Over the last expansion (say 2000 to 2006, I don't have the article in front of me so my dates may be off a bit) the economy created 5.2 million jobs. Since the downturn, the economy has shed 6.3 million jobs. That is the first time this has happened since...you can guess this one....come on...the great...the greaaaat....depression, that's right. One more thing to add to the "worst since the great depression" list.

I think the worst part about the metric is that the job loss figures are still in freefall. There doesn't seem to be any POSITIVE news that would indicate a bottom...a stabilization of some sort. We just blew past a record with no sign of slowing down.

Right now everyone is grasping and reaching for a leg of hope. There doesn't seem to be any truly "good" news out there. There is an abundance "less bad" news...but that hardly qualifies as "good" does it?
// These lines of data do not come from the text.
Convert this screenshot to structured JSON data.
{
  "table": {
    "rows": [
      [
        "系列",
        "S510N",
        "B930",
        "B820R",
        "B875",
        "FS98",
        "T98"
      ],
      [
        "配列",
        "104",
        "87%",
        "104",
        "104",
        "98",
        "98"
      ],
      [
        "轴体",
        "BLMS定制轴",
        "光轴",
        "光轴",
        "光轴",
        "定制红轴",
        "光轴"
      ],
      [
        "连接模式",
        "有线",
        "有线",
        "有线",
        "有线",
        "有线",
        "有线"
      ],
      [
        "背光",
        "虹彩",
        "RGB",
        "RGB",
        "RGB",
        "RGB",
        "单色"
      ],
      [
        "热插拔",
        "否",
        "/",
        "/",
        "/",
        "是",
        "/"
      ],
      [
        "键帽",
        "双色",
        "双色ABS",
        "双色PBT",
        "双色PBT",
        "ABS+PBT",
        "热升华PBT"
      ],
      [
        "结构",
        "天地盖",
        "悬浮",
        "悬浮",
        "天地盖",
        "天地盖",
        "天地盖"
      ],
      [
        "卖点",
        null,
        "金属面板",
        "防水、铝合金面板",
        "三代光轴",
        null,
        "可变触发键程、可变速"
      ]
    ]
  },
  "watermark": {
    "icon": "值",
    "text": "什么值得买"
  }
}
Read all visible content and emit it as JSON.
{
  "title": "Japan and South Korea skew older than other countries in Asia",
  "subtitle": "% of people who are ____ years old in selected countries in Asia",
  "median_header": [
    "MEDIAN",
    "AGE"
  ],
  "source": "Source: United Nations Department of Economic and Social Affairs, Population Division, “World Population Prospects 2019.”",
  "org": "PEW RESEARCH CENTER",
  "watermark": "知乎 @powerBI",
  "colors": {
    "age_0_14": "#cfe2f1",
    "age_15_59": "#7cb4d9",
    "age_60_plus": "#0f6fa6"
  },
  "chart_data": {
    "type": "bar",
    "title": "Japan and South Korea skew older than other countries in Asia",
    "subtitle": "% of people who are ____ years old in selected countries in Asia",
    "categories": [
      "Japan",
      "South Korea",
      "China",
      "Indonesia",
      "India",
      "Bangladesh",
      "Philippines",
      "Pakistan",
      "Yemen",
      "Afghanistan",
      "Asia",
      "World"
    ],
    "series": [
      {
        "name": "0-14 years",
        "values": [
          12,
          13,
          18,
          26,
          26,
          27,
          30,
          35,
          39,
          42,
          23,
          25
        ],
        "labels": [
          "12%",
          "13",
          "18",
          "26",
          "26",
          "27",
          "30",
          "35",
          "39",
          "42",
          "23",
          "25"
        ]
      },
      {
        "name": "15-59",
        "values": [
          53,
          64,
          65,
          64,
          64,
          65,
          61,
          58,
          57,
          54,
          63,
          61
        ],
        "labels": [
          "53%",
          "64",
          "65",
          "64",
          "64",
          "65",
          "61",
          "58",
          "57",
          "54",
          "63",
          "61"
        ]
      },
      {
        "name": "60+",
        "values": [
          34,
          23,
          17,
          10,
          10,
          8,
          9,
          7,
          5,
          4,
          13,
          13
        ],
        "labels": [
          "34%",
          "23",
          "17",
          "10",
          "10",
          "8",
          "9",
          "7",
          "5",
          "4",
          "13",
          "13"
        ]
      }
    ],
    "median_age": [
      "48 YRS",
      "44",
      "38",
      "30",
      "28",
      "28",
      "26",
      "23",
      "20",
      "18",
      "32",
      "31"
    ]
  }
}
It's a bit like the doctor telling you he has "good news", then he says that you'll likely live 3 more years instead of just the 2 years he initially thought. It's tough to spin that as good news but plenty in the media seem ready to do so.

Muni problems

Moving on from that...how is California NOT rated as junk? THEY CAN'T PAY THEIR BILLS!!!

If California were a company (a different company than Fannie or Freddie who don't operate under the rules of the real world...or even AIG...but I digress) their debt would be trading with junk ratings and junk prices. If a company is handing out IOU's to their suppliers in lieu of cash it's a pretty big warning sign.

So far Fitch is the only rating agency that has even come close. They downgraded California GO paper to BBB...just two notches above junk. It makes you wonder how much political pressure is being put on Moody and S&P to keep their ratings levels articifially high. Just what we need on the heels of ratings agencies misleading people on CDO deals (remember the AAA rated CDO deal that dropped 17 ratings notches in ONE DAY?)...doing it again on Muni's.

The political pressure on the ratings agencies is likely to come due to the fact that so many regulated depositories hold California paper. If that debt gets downgraded to junk there will necessarily be a massive wave of OTTI writedowns associated with the debt in bank investment portfolios. If a bank holds $1 million of a California GO that they bought at par ($100) and the paper subsequently gets cut to junk and trades at $45, the bank has to write the value of the bond down to it's market value. They will see a $55 write-down go through the income statement (ruining earnings) and then hit the capital account on the balance sheet.

The last thing a bank needs in this environment is anything that erodes earnings and capital. This could be enough to push some marginal banks over the edge. It will certainly prolong the time it takes to get the financials back on solid footing and therefore stall any hope of economic recovery. This is why I expect there is a lot of political pressure on the ratings agencies. If you think there isn't take a look back at how the Treasury twisted Ken Lewis' arm at Bank of America when he thought about backing out of the Merril Lynch purchase. I'm sure there is dirty pool being played all over right now.

This will be an interesting train wreck to watch.